38. Evaluation of exosomal microRNA expression following exposure to acute stress

Abstract

Exosomes, biologically active nanoparticles released by most cells in the body, express a variety of proteins and contain small, non-coding RNA known as microRNA (miRNA). Exosomal miRNA are transferred to recipient cells where they regulate target genes and modulate translation of messenger RNA. We have previously reported that exposure to an acute, intense stressor (tailshock) modifies plasma exosome-associated heat shock protein expression. It remains unknown, however, if stressor exposure also modulates miRNA exosome expression.
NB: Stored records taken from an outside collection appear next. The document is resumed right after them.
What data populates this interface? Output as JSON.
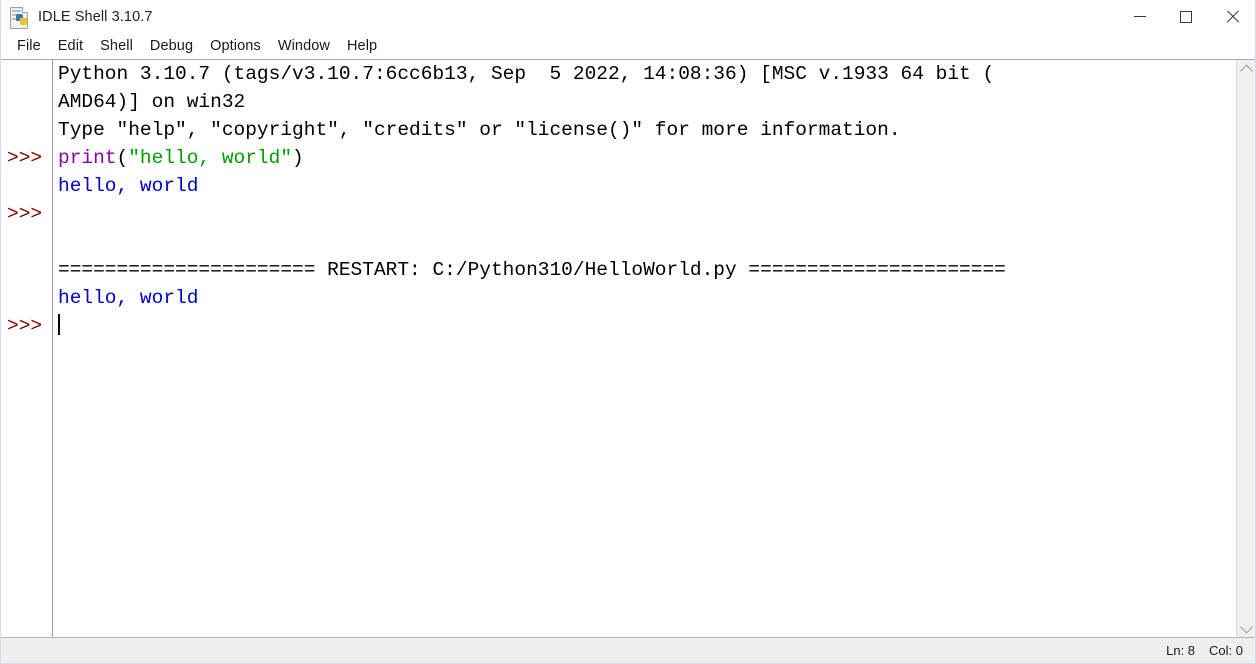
{
  "window": {
    "title": "IDLE Shell 3.10.7",
    "icon": "python-file-icon",
    "controls": {
      "minimize": "minimize-icon",
      "maximize": "maximize-icon",
      "close": "close-icon"
    }
  },
  "menubar": {
    "items": [
      {
        "label": "File"
      },
      {
        "label": "Edit"
      },
      {
        "label": "Shell"
      },
      {
        "label": "Debug"
      },
      {
        "label": "Options"
      },
      {
        "label": "Window"
      },
      {
        "label": "Help"
      }
    ]
  },
  "console": {
    "prompt": ">>>",
    "gutter_prompts": [
      "",
      "",
      "",
      ">>>",
      "",
      ">>>",
      "",
      "",
      "",
      ">>>"
    ],
    "lines": [
      {
        "prompt": "",
        "segments": [
          {
            "text": "Python 3.10.7 (tags/v3.10.7:6cc6b13, Sep  5 2022, 14:08:36) [MSC v.1933 64 bit (",
            "type": "plain"
          }
        ]
      },
      {
        "prompt": "",
        "segments": [
          {
            "text": "AMD64)] on win32",
            "type": "plain"
          }
        ]
      },
      {
        "prompt": "",
        "segments": [
          {
            "text": "Type \"help\", \"copyright\", \"credits\" or \"license()\" for more information.",
            "type": "plain"
          }
        ]
      },
      {
        "prompt": ">>>",
        "segments": [
          {
            "text": "print",
            "type": "builtin"
          },
          {
            "text": "(",
            "type": "plain"
          },
          {
            "text": "\"hello, world\"",
            "type": "string"
          },
          {
            "text": ")",
            "type": "plain"
          }
        ]
      },
      {
        "prompt": "",
        "segments": [
          {
            "text": "hello, world",
            "type": "output"
          }
        ]
      },
      {
        "prompt": ">>>",
        "segments": [
          {
            "text": "",
            "type": "plain"
          }
        ]
      },
      {
        "prompt": "",
        "segments": [
          {
            "text": "",
            "type": "plain"
          }
        ]
      },
      {
        "prompt": "",
        "segments": [
          {
            "text": "====================== RESTART: C:/Python310/HelloWorld.py ======================",
            "type": "plain"
          }
        ]
      },
      {
        "prompt": "",
        "segments": [
          {
            "text": "hello, world",
            "type": "output"
          }
        ]
      },
      {
        "prompt": ">>>",
        "segments": [
          {
            "text": "",
            "type": "plain",
            "caret": true
          }
        ]
      }
    ]
  },
  "scrollbar": {
    "up_arrow": "chevron-up-icon",
    "down_arrow": "chevron-down-icon"
  },
  "statusbar": {
    "line_label": "Ln: 8",
    "col_label": "Col: 0"
  },
  "colors": {
    "builtin": "#9000b0",
    "string": "#00a000",
    "output": "#0000cc",
    "prompt": "#800000",
    "plain": "#000000",
    "statusbar_bg": "#efefef"
  }
}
We hypothesize that exposure to an acute stressor induces miRNA modifications in plasma exosomes and that these modifications are a critical component of the stress response. Male Fisher 344 rats (3/group) were subjected to tail shock stress or no stress, and exosome isolation from plasma was verified by size (Nanosight) and common exosome markers (CD63, Rab5b, A33). Stress response was verified by spleen weight, blood glucose, and exosome expression of heat shock protein 72. We report that exposure to an acute stressor significantly down-regulates exosome expression of miR-142-5p (−17%), miR-203-3p (−8%), and miR-155 (−8%) in plasma exosomes compared to no stress controls. Suppression of these miRNA could decrease TLR expression, IgG expression, and apoptosis. Additionally, reduction of miR-142 could promote activation of CD4+ T cells. These findings suggest that exposure to stress modifies miRNA on circulating exosomes, potentially impacting apoptosis and immunity during stress. Supported by NSF IOS 1022451.